Lipman's first piece of legislation is one that relate to "core Jewish values that people from a broad range of parties can relate around," in this case cruelty to animals. He is trying to pass legislation banning the import of foie gras, which is produced when animals are force fed and their livers are distended. It is already illegal to produce the product in Israel (as in California), and he is beginning the process of forbidding it altogether in his homeland.
When queried as to his views on religion and politics, he said that "religion should be separate from politics but not from the state. We define ourselves as a Jewish state, but also Jewish and democratic state."
"I can't force what I believe on someone else. I can't force something on others in a Jewish and democratic country."

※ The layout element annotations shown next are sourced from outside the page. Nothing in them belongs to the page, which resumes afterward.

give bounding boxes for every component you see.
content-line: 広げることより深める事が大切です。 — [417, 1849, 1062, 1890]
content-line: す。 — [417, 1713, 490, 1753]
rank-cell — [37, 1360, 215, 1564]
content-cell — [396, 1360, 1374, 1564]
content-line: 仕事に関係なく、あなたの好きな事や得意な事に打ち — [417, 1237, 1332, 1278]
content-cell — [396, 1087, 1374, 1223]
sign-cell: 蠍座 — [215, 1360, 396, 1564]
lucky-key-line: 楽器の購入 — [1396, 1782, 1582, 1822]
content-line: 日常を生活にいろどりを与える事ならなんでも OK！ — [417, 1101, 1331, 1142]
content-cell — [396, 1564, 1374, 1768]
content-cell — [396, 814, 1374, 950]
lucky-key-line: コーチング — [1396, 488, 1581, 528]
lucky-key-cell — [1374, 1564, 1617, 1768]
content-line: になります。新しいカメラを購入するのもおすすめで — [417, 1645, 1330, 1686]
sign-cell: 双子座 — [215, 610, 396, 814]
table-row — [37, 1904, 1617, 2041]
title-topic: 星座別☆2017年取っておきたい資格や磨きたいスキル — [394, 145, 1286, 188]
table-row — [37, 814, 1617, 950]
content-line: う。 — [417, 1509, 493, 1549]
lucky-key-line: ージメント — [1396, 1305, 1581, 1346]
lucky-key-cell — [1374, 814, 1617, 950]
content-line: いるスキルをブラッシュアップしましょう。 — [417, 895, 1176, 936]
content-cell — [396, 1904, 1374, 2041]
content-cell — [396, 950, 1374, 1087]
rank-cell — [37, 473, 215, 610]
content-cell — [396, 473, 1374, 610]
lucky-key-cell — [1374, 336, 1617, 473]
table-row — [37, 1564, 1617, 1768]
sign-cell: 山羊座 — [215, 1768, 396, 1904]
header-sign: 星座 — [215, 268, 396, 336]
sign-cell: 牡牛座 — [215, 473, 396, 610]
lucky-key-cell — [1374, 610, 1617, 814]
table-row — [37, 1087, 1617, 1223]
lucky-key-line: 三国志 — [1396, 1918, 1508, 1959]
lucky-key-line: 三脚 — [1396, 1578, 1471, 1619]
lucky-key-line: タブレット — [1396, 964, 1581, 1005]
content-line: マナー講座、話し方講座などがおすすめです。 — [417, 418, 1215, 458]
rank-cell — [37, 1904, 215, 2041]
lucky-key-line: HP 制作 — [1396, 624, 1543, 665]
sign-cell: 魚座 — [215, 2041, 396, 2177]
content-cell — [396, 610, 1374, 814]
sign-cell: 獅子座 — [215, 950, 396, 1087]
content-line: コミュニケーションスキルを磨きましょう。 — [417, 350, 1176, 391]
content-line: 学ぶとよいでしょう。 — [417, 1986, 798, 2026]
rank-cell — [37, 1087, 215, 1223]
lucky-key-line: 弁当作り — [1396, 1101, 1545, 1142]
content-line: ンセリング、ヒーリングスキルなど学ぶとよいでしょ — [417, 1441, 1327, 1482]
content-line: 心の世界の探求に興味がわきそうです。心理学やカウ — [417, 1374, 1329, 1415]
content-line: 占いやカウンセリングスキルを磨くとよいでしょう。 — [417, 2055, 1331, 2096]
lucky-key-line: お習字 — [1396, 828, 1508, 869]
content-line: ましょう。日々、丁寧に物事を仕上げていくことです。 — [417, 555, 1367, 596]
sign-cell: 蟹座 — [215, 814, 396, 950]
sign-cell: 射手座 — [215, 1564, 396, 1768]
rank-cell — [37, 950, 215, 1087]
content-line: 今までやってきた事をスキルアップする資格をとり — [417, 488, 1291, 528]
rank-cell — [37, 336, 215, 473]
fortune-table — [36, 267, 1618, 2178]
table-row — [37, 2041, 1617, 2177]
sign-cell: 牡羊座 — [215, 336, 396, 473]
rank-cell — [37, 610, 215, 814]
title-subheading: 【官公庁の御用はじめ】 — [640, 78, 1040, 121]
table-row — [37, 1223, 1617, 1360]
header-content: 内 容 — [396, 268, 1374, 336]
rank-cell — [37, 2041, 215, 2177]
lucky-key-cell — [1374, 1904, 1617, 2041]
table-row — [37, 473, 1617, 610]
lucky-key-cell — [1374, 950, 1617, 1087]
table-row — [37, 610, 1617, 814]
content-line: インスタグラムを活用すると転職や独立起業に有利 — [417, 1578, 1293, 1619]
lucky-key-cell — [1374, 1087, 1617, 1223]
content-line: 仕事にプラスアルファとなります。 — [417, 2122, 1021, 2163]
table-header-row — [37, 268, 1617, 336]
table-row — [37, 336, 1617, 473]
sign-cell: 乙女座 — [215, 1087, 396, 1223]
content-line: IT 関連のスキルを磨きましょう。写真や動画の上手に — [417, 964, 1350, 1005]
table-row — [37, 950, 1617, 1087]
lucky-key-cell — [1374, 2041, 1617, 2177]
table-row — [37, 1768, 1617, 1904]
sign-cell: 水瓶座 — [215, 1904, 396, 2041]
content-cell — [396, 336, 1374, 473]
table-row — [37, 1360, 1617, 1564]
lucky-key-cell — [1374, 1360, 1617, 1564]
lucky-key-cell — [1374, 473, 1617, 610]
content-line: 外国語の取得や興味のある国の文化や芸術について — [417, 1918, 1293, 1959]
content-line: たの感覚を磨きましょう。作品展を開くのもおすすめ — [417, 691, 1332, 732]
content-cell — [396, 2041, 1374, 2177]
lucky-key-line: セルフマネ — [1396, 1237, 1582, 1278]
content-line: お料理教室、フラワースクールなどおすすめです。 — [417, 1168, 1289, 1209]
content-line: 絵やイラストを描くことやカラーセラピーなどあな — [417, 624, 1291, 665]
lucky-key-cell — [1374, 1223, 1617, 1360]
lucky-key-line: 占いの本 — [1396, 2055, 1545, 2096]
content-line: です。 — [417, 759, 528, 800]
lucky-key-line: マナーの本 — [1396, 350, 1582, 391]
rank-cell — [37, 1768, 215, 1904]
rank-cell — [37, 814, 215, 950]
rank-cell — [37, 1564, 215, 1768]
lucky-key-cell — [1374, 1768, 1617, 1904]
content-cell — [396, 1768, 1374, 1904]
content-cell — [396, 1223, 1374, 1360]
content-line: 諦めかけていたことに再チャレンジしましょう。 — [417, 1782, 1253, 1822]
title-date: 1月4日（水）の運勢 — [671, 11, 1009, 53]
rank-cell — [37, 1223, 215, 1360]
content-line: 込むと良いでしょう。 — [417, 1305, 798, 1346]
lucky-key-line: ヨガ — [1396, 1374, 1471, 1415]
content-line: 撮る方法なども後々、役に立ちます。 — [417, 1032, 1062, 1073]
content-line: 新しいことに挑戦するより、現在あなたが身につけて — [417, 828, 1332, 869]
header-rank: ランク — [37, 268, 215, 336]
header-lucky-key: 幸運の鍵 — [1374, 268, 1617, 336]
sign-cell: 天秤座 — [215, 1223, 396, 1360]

Though Lipman no longer holds an American passport, he see that his "American values" have "given me the opportunity and desire to do this." He says the values he learned in the U.S., such as "tolerance" and being able to "live at peace even if we disagree," have contributed to who he is today. He dislikes the haredi "us vs. them" mentality and speaks fondly of non-Orthodox family members from his father's side of the family, since his father's parents became Orthodox when his father was in high school. He says they are "respectful of us and we are respectful of them. Even if I believe that the other approach is wrong, it is not a negative influence on us." Lipman is looking forward to continuing to use his American values in politics rather than his prior career of education in the future since he has "learned that real change happens in politics." It remains to be seen what other changes than those of his passport will come of Lipman's tenure in the Knesset.
He will be at the 92 Street Y in New York on April 11, among other public events.